It is the Church's business to get involved in politics when it comes to human trafficking, according to Pope Francis.
The Pope addressed more than 100 officials and legal experts at a summit on human trafficking on June 3-4, sponsored by the Pontifical Academy of Social Sciences.
The Church must "stick its nose into politics" in order to help serve survivors of human trafficking, he said. "Politics is one of the highest forms of love and charity," he added, quoting Pope Paul VI.
The conference attracted judges and prosecutors from around the globe, who discussed their experiences of tackling human trafficking and making proposals for better national and transnational action to combat the growing issue.
Francis urged judges to lead in the fight against human trafficking and keep vigilant against injustice.
"I know, too, that to be a judge today, to be a public prosecutor and state attorney means risking your life," he said.
The judicial authorities are crucial in the defence of "the dignity and freedom of men and women today," he said. In particular, "to eradicate human trafficking and smuggling and the new forms of slavery such as forced labour, prostitution, organ trafficking, the drug trade and organised crime."

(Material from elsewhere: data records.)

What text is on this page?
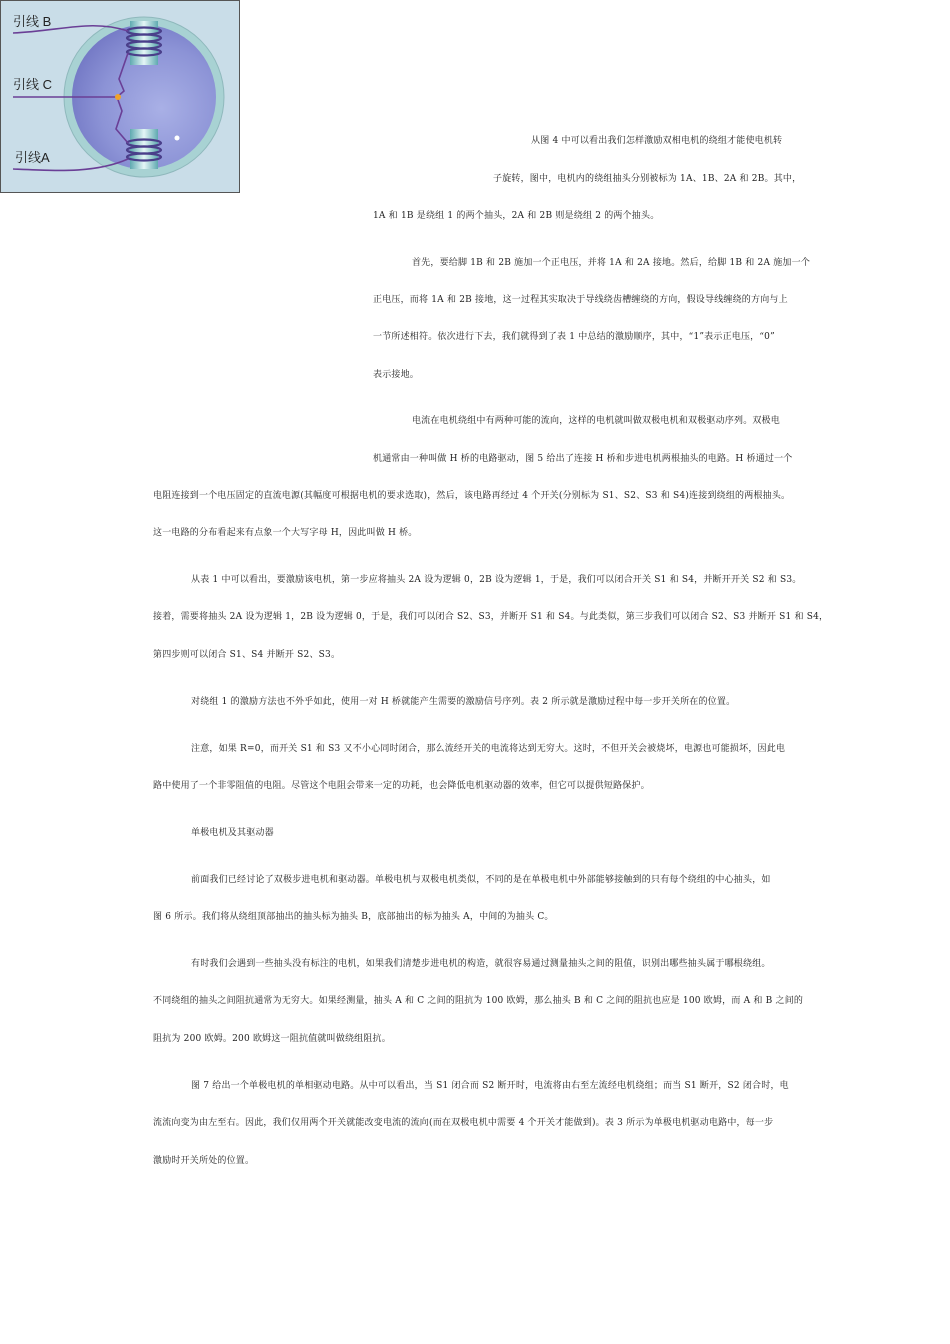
引线 B
引线 C
引线A
从图 4 中可以看出我们怎样激励双相电机的绕组才能使电机转
子旋转，图中，电机内的绕组抽头分别被标为 1A、1B、2A 和 2B。其中，
1A 和 1B 是绕组 1 的两个抽头，2A 和 2B 则是绕组 2 的两个抽头。
首先，要给脚 1B 和 2B 施加一个正电压，并将 1A 和 2A 接地。然后，给脚 1B 和 2A 施加一个
正电压，而将 1A 和 2B 接地，这一过程其实取决于导线绕齿槽缠绕的方向，假设导线缠绕的方向与上
一节所述相符。依次进行下去，我们就得到了表 1 中总结的激励顺序，其中，“1”表示正电压，“0”
表示接地。
电流在电机绕组中有两种可能的流向，这样的电机就叫做双极电机和双极驱动序列。双极电
机通常由一种叫做 H 桥的电路驱动，图 5 给出了连接 H 桥和步进电机两根抽头的电路。H 桥通过一个
电阻连接到一个电压固定的直流电源(其幅度可根据电机的要求选取)，然后，该电路再经过 4 个开关(分别标为 S1、S2、S3 和 S4)连接到绕组的两根抽头。
这一电路的分布看起来有点象一个大写字母 H，因此叫做 H 桥。
从表 1 中可以看出，要激励该电机，第一步应将抽头 2A 设为逻辑 0，2B 设为逻辑 1，于是，我们可以闭合开关 S1 和 S4，并断开开关 S2 和 S3。
接着，需要将抽头 2A 设为逻辑 1，2B 设为逻辑 0，于是，我们可以闭合 S2、S3，并断开 S1 和 S4。与此类似，第三步我们可以闭合 S2、S3 并断开 S1 和 S4，
第四步则可以闭合 S1、S4 并断开 S2、S3。
对绕组 1 的激励方法也不外乎如此，使用一对 H 桥就能产生需要的激励信号序列。表 2 所示就是激励过程中每一步开关所在的位置。
注意，如果 R=0，而开关 S1 和 S3 又不小心同时闭合，那么流经开关的电流将达到无穷大。这时，不但开关会被烧坏，电源也可能损坏，因此电
路中使用了一个非零阻值的电阻。尽管这个电阻会带来一定的功耗，也会降低电机驱动器的效率，但它可以提供短路保护。
单极电机及其驱动器
前面我们已经讨论了双极步进电机和驱动器。单极电机与双极电机类似，不同的是在单极电机中外部能够接触到的只有每个绕组的中心抽头，如
图 6 所示。我们将从绕组顶部抽出的抽头标为抽头 B，底部抽出的标为抽头 A，中间的为抽头 C。
有时我们会遇到一些抽头没有标注的电机，如果我们清楚步进电机的构造，就很容易通过测量抽头之间的阻值，识别出哪些抽头属于哪根绕组。
不同绕组的抽头之间阻抗通常为无穷大。如果经测量，抽头 A 和 C 之间的阻抗为 100 欧姆，那么抽头 B 和 C 之间的阻抗也应是 100 欧姆，而 A 和 B 之间的
阻抗为 200 欧姆。200 欧姆这一阻抗值就叫做绕组阻抗。
图 7 给出一个单极电机的单相驱动电路。从中可以看出，当 S1 闭合而 S2 断开时，电流将由右至左流经电机绕组；而当 S1 断开，S2 闭合时，电
流流向变为由左至右。因此，我们仅用两个开关就能改变电流的流向(而在双极电机中需要 4 个开关才能做到)。表 3 所示为单极电机驱动电路中，每一步
激励时开关所处的位置。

He suggested that judges work together, creating a network to collaboratively fight "the new slave hunters".
He celebrated judges who managed to remain impartial, free from external pressures of government, private institutions and criminal organisations.

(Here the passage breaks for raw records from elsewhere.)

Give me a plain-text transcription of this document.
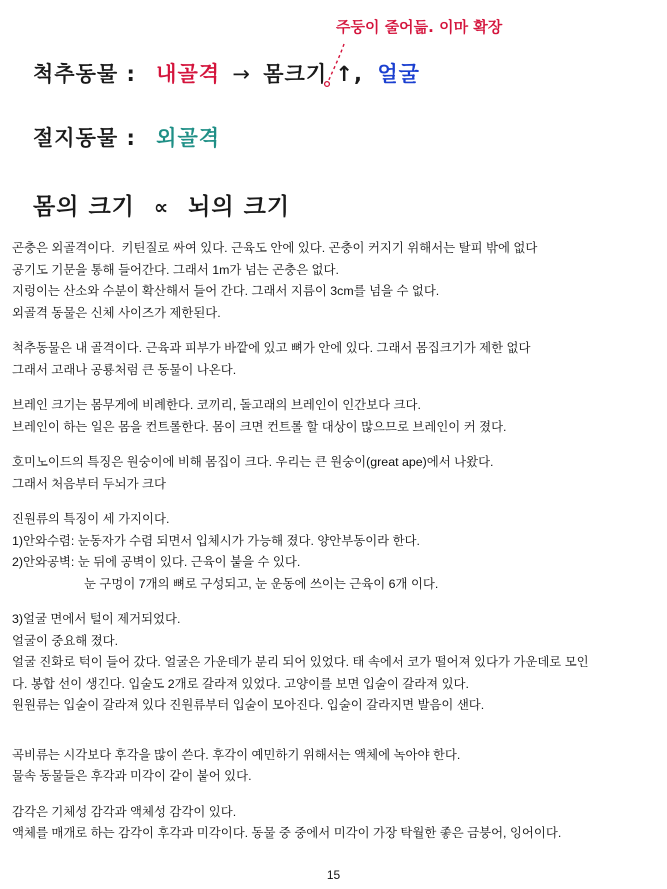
주둥이 줄어듦. 이마 확장
척추동물 : 내골격 → 몸크기 ↑, 얼굴
절지동물 : 외골격
몸의 크기 ∝ 뇌의 크기
곤충은 외골격이다.  키틴질로 싸여 있다. 근육도 안에 있다. 곤충이 커지기 위해서는 탈피 밖에 없다
공기도 기문을 통해 들어간다. 그래서 1m가 넘는 곤충은 없다.
지렁이는 산소와 수분이 확산해서 들어 간다. 그래서 지름이 3cm를 넘을 수 없다.
외골격 동물은 신체 사이즈가 제한된다.
척추동물은 내 골격이다. 근육과 피부가 바깥에 있고 뼈가 안에 있다. 그래서 몸집크기가 제한 없다
그래서 고래나 공룡처럼 큰 동물이 나온다.
브레인 크기는 몸무게에 비례한다. 코끼리, 돌고래의 브레인이 인간보다 크다.
브레인이 하는 일은 몸을 컨트롤한다. 몸이 크면 컨트롤 할 대상이 많으므로 브레인이 커 졌다.
호미노이드의 특징은 원숭이에 비해 몸집이 크다. 우리는 큰 원숭이(great ape)에서 나왔다.
그래서 처음부터 두뇌가 크다
진원류의 특징이 세 가지이다.
1)안와수렴: 눈동자가 수렴 되면서 입체시가 가능해 졌다. 양안부동이라 한다.
2)안와공벽: 눈 뒤에 공벽이 있다. 근육이 붙을 수 있다.
눈 구멍이 7개의 뼈로 구성되고, 눈 운동에 쓰이는 근육이 6개 이다.
3)얼굴 면에서 털이 제거되었다.
얼굴이 중요해 졌다.
얼굴 진화로 턱이 들어 갔다. 얼굴은 가운데가 분리 되어 있었다. 태 속에서 코가 떨어져 있다가 가운데로 모인
다. 봉합 선이 생긴다. 입술도 2개로 갈라져 있었다. 고양이를 보면 입술이 갈라져 있다.
원원류는 입술이 갈라져 있다 진원류부터 입술이 모아진다. 입술이 갈라지면 발음이 샌다.
곡비류는 시각보다 후각을 많이 쓴다. 후각이 예민하기 위해서는 액체에 녹아야 한다.
물속 동물들은 후각과 미각이 같이 붙어 있다.
감각은 기체성 감각과 액체성 감각이 있다.
액체를 매개로 하는 감각이 후각과 미각이다. 동물 중 중에서 미각이 가장 탁월한 좋은 금붕어, 잉어이다.
15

He said it was essential that judges remain free from these pressures as without impartial judicial authorities, judicial power is at risk of corruption.
He insisted that punishment of perpetrators "must not be an end in itself", but rather justice must offer a means of rehabilitation beause "there is no valid punishment without [offering] hope".
Pope Francis reiterated his call for the abolition of the death penalty, where "the only hope is left to go to the next world."
Judges should focus "on the needs of the victims", he said, as "the victims are the first who need to be rehabilitated and reintergrated into society".
It is "the greatest good we can do for them, for community and for social peace".